The Clamor over Clamor
Quarterly magazine threatened with legal action over an upcoming series.
Los Angeles-based American Apparel has threatened to take legal action against activist quarterly Clamor magazine, for a series of stories written about the clothing company for the fall 2006 issue.
"American Apparel Exposed" spans 10 pages in the magazine set to hit newsstands Sept. 1. It includes three articles, one photo essay and a series of mock-American Apparel advertisements. The spread addresses ongoing issues with employee management, the company’s controversial ads and sexual harassment allegations against founder and CEO Dov Charney.
American Apparel found out about the upcoming series after Clamor posted the article about it on its Web site.
In an e-mail addressed to the magazine’s editor Mariana Ruiz and its co-publisher and founder Jen Angel, American Apparel media relations director Cynthia Semon requested the magazine print a retraction regarding certain facts written in the story, or the company would take legal action against the magazine.
"If the article is not immediately removed online, along with a retraction and an [sic] public apology posted online and published appropriately, we will be forced to seek legal action in light of such gross, blatant, negligent and irresponsible journalism," Semon wrote in the e-mail, a copy of which was provided to Folio:.

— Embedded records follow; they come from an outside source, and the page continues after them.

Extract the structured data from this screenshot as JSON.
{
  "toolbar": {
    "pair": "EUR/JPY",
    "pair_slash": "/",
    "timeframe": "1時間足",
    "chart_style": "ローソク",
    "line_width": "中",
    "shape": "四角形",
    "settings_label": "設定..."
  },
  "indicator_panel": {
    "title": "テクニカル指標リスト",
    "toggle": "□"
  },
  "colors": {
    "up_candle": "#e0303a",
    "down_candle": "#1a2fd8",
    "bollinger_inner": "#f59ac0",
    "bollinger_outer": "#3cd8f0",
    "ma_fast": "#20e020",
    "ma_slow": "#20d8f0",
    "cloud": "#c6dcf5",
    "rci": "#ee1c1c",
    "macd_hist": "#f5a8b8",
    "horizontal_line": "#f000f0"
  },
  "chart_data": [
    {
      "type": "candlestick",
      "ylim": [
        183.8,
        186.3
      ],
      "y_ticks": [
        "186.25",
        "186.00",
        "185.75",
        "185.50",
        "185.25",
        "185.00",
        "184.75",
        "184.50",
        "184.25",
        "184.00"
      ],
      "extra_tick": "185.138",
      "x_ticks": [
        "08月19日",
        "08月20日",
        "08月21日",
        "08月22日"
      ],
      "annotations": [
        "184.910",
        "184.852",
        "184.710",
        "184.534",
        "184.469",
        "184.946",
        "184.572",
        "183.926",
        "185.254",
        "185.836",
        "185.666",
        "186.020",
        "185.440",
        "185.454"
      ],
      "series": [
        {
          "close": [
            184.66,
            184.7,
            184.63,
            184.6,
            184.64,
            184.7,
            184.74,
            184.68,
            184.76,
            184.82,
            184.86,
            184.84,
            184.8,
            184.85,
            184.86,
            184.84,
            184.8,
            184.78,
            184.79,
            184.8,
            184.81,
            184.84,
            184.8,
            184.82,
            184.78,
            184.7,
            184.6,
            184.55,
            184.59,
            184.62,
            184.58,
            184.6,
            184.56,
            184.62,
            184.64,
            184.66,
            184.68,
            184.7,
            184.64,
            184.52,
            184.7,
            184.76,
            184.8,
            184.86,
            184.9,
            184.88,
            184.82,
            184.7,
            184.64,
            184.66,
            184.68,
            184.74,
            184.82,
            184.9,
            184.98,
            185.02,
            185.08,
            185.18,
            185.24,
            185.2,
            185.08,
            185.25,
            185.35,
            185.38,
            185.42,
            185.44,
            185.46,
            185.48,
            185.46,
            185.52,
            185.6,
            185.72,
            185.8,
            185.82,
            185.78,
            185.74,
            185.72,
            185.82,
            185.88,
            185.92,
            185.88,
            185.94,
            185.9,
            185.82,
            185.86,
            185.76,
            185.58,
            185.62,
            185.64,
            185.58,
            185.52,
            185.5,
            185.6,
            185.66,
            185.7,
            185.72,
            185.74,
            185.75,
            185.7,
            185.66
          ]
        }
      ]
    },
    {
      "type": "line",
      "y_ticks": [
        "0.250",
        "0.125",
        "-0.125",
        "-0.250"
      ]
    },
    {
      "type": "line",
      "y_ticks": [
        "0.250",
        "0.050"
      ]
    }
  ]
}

The magazine has no intentions of retracting the story, according to Angel. "The material we printed is nothing ground-breaking‑‑a simple search of the Internet will find a lot of supporting materials," she says. "What the real issue is now is we are discovering a pattern of American Apparel using similar tactics against other media outlets. Those other outlets have only talked to us off the record for fear of reprisal from American Apparel, but we are encouraging them to come forward."
"The purpose of printing this story was to expose American Apparel’s co-optation of progressive consumerism," says Angel. "We decided to print such a large section because as we looked at the issue, we just started finding more and more material."
But Semon says American Apparel takes issue with the story for two reasons, the first being the manner in which she was contacted by Clamor for a comment regarding the allegations against the company and Dov Charney. "As a journalist, by bare minimum you should fact check and allow a response regarding the subject you are writing about," she says. According to Semon, no journalist from Clamor visited the American Apparel facilities to investigate the story.
Dez Williams, a contributing editor for the series, did attempt to contact Semon. The initial contact came in a three sentence e-mail requesting "input from HR as to how (if at all) employees are advised of the un-conventional work environment in American Apparel’s retail stores." The e-mail, however, came from an unfamiliar Yahoo e-mail account and was signed simply "Clamor Magazine." Semon looked into the query, asking for more information and sufficient contact information, to which she received a similarly reticent e-mail, which this time was signed "Dez."
Semon says she was unsure if the e-mail was a prank or written by a legitimate journalist. She says she provided her contact information and awaited a response. "In the initial e-mail he said he was a writer for the magazine, but there is no Dez listed as a staff writer online and I didn’t have a last name to do a Google search," she says.
Semon says American Apparel’s second problem with the series is not with its content, but how it is presented. "Prior to my (last) e-mail I made it amply clear that it is a journalist’s right to write their opinions with regards to our products and advertising," says Semon. "They would not be the first publication or the last to have a negative opinion piece, however the article is not an opinion piece; it is termed as a special investigative section."
Angel says Williams contacted Semon by both phone and via e-mail, to which Semon was unresponsive. "It would not be a wise choice for American Apparel to sue us; it would generate a lot of very negative publicity," says Angel.
Since the controversy began last week, Clamor has recognized one discrepancy in the piece and has issued an advance correction on their Web site. The story reported a sexual harassment case filed by sales manager Mary Nelson, against Dov Charney as withdrawn. However, the Nelson suit is still pending, which the magazine notes in the correction.
Semon says this was one of many inaccuracies in the series, and says Nelson’s title is still incorrect, saying that she was a sales rep, rather than a sales manager. "They failed to contact the company to check information," says Semon. "They failed to even fact check public documents."
Coincidentally, official Clamor T-shirts are American Apparel-made. Angel says the relationship will soon come to an end. "We note in our letter from the editors that we have printed on American Apparel shirts in the past but will no longer be doing so," she says.